Deep Woods Preserve
May 10, 2008
Deep Woods Preserve, Hocking County, Ohio
Deep Woods is a privately owned nature preserve that lies southeast of South Bloomingville, Hocking County, Ohio. Several forest types occur here, including mature oak/hickory, beech-hemlock maple, and riparian forest corridor. There are also seral stages ranging from mowed fields through weedy old fields and young pioneer forest. The area includes ravines, waterfalls, cliffs and caves. The rock types are sandstone, sandstone conglomerate, and shale (streambanks).
One of the more interesting habitats at Deep Woods is a small open patch of elm/green ash swamp forest dominated by ferns and sedges. The ground is patterned with hummocks and hollows. Bon and I went there this day in search of interesting mosses.
On soil and spilling over onto some branches in a hollow in the swamp is a shiny pleurocarpous moss, Plagiothecium denticulatum. This is a typical habitat for this species, shown here along with Atrichum oerstedianum.
Plagiothecium denticulatum is an especially shiny, light-green pleurocarp. (A pleurocarp, also called a carpet moss, is a type of moss that lays flat and is branched, and bears sporophytes in the corners of the branches.)
An intriguing woodland fungus occurs in the drier hummocky portions of the swamp. It’s a large dark cup fungus (Class Ascomycota) noted for its apearance in spring, Urnula craternum.
There are three classes of fungi, distinguished by the structures that produce the sexual spores. The Class Ascomycota are called “sac fungi,” as they produce their spores (called “ascospores”) in a swollen tubular sac-like “ascus.” There are typically 8 spores per ascus. The asci are packed together tightly in a smooth single layer (with sterile cells interspersed) called the “hymenium.” The hymenium lines the large fungus body, called an “ascocarp.” As in the example here, ascocarps are often cup-shaped, hence many Ascomycertes are also refered to as “cup fungi.”
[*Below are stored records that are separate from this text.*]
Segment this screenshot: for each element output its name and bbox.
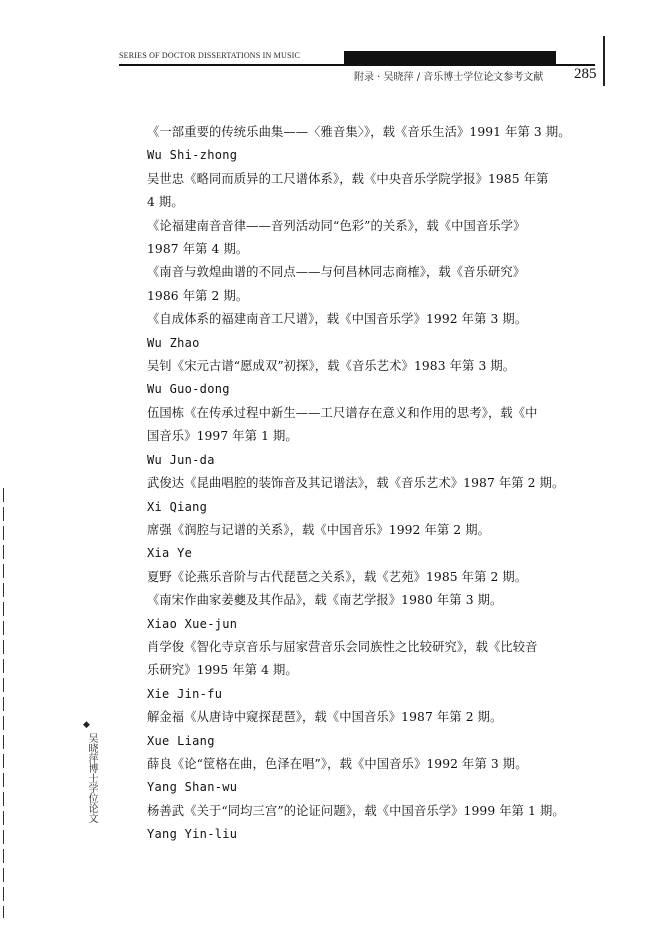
bibliography-entry: 1987 年第 4 期。: [147, 242, 249, 257]
author-romanization: Xiao Xue-jun: [147, 616, 238, 631]
bibliography-entry: 1986 年第 2 期。: [147, 288, 249, 303]
header-rule: [119, 64, 595, 66]
bibliography-list: [147, 121, 607, 847]
bibliography-entry: 《南宋作曲家姜夔及其作品》，载《南艺学报》1980 年第 3 期。: [147, 593, 503, 608]
author-romanization: Wu Jun-da: [147, 452, 215, 467]
author-romanization: Yang Yin-liu: [147, 827, 238, 842]
author-romanization: Wu Shi-zhong: [147, 148, 238, 163]
bibliography-entry: 伍国栋《在传承过程中新生——工尺谱存在意义和作用的思考》，载《中: [147, 405, 538, 420]
bibliography-entry: 国音乐》1997 年第 1 期。: [147, 429, 298, 444]
bibliography-entry: 肖学俊《智化寺京音乐与屈家营音乐会同族性之比较研究》，载《比较音: [147, 639, 538, 654]
author-romanization: Xi Qiang: [147, 499, 208, 514]
left-margin-rule: [3, 488, 4, 918]
series-title: SERIES OF DOCTOR DISSERTATIONS IN MUSIC: [119, 51, 300, 60]
bibliography-entry: 吴钊《宋元古谱“愿成双”初探》，载《音乐艺术》1983 年第 3 期。: [147, 359, 516, 374]
spine-label: 吴晓萍博士学位论文: [86, 733, 97, 823]
author-romanization: Wu Zhao: [147, 335, 200, 350]
bibliography-entry: 《南音与敦煌曲谱的不同点——与何昌林同志商榷》，载《音乐研究》: [147, 265, 526, 280]
bibliography-entry: 4 期。: [147, 195, 184, 210]
bibliography-entry: 《自成体系的福建南音工尺谱》，载《中国音乐学》1992 年第 3 期。: [147, 312, 528, 327]
bibliography-entry: 席强《润腔与记谱的关系》，载《中国音乐》1992 年第 2 期。: [147, 522, 491, 537]
bibliography-entry: 《一部重要的传统乐曲集——〈雅音集〉》，载《音乐生活》1991 年第 3 期。: [147, 125, 571, 139]
bibliography-entry: 武俊达《昆曲唱腔的装饰音及其记谱法》，载《音乐艺术》1987 年第 2 期。: [147, 476, 565, 491]
author-romanization: Xie Jin-fu: [147, 686, 223, 701]
bibliography-entry: 乐研究》1995 年第 4 期。: [147, 663, 298, 678]
page-number: 285: [574, 66, 597, 82]
author-romanization: Xia Ye: [147, 546, 193, 561]
header-bar: [344, 51, 556, 65]
bibliography-entry: 吴世忠《略同而质异的工尺谱体系》，载《中央音乐学院学报》1985 年第: [147, 171, 549, 186]
author-romanization: Yang Shan-wu: [147, 780, 238, 795]
bibliography-entry: 解金福《从唐诗中窥探琵琶》，载《中国音乐》1987 年第 2 期。: [147, 710, 503, 725]
author-romanization: Wu Guo-dong: [147, 382, 230, 397]
bibliography-entry: 夏野《论燕乐音阶与古代琵琶之关系》，载《艺苑》1985 年第 2 期。: [147, 569, 528, 584]
bibliography-entry: 杨善武《关于“同均三宫”的论证问题》，载《中国音乐学》1999 年第 1 期。: [147, 803, 565, 818]
bibliography-entry: 《论福建南音音律——音列活动同“色彩”的关系》，载《中国音乐学》: [147, 218, 526, 233]
spine-bullet-icon: ◆: [83, 720, 90, 730]
bibliography-entry: 薛良《论“筐格在曲，色泽在唱”》，载《中国音乐》1992 年第 3 期。: [147, 756, 528, 771]
author-romanization: Xue Liang: [147, 733, 215, 748]
right-margin-mark: [603, 36, 605, 86]
running-title: 附录 · 吴晓萍 / 音乐博士学位论文参考文献: [354, 72, 544, 83]
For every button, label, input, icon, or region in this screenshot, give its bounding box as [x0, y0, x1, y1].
There are wildflowers, too. In the genus Oxalis (wood-sorrels, family Oxalidaceae), Deep Woods is home to both a weedy alien, and a native woodland species. Both have trifoliolate leaves with the leaflets attached at the same point on the leafstalk, looking rather shamrock-like (although the Irish shamrock is a type of clover).
May 4, 2008
Deep Woods Preserve, Hocking County, Ohio
The property is transected by a buried Ashland-Marathon petroleum pipeline corridor running north-south that includes a 23 m wide zone that is kept free of woody vegetation. The grassy ground there is a unique combination of openness and moistness, a good habitat for some bryophtes not common elsewhere at the site.
One of the special bryophytes growing here is this medium-sized thallose liverwort, Asterella tenella, seen with abundant sporangiophores –umbrella-like structures from the edges of which hang spore cases.
A common moss on disturbed ground (soil at the base of windthrown trees is a typical habitat) is a light green, low-growing acrocarp (a acrocarp is a “cushion moss” that stands erect, is single-stemmed, and bears sprophytes at the tips of its stems), Atrichum angustatum.
A delicate but abundant and conspicuous spring wildflower of open areas is bluets (sometimes called “Quaker ladies”), of the family Rubiaceae (the same family that includes coffee).
Bluets illustrates an unusual mechanism, “heterostyly,” that just a few plant species employ to avoid inbreeding. The flowers come in two different types distinguished by the lengths of the style (the upper portion of the pistil). The long-styled “pin” flowers have short stamens and the short-styled “thrum” flowers have long stamens. An individual plant only bears one type of flower, and pollen from one type of flower isn’t able to fertilize flowers of the same type as its own. Thus the plants are not merely self-incompatable, but they are incompatable with half of the plants in the population!
The adjacent woods are fully stocked with spring wildflowers. Foamflower (Tiarella cordifolia, family Saxifragaceae), a fairly unusual rich-woods species of phlox, Phlox stolonifera, family Polemoniaceae, and sweet white violet (Viola blanda, family Violaceae) patiently stood still to have their pictures taken.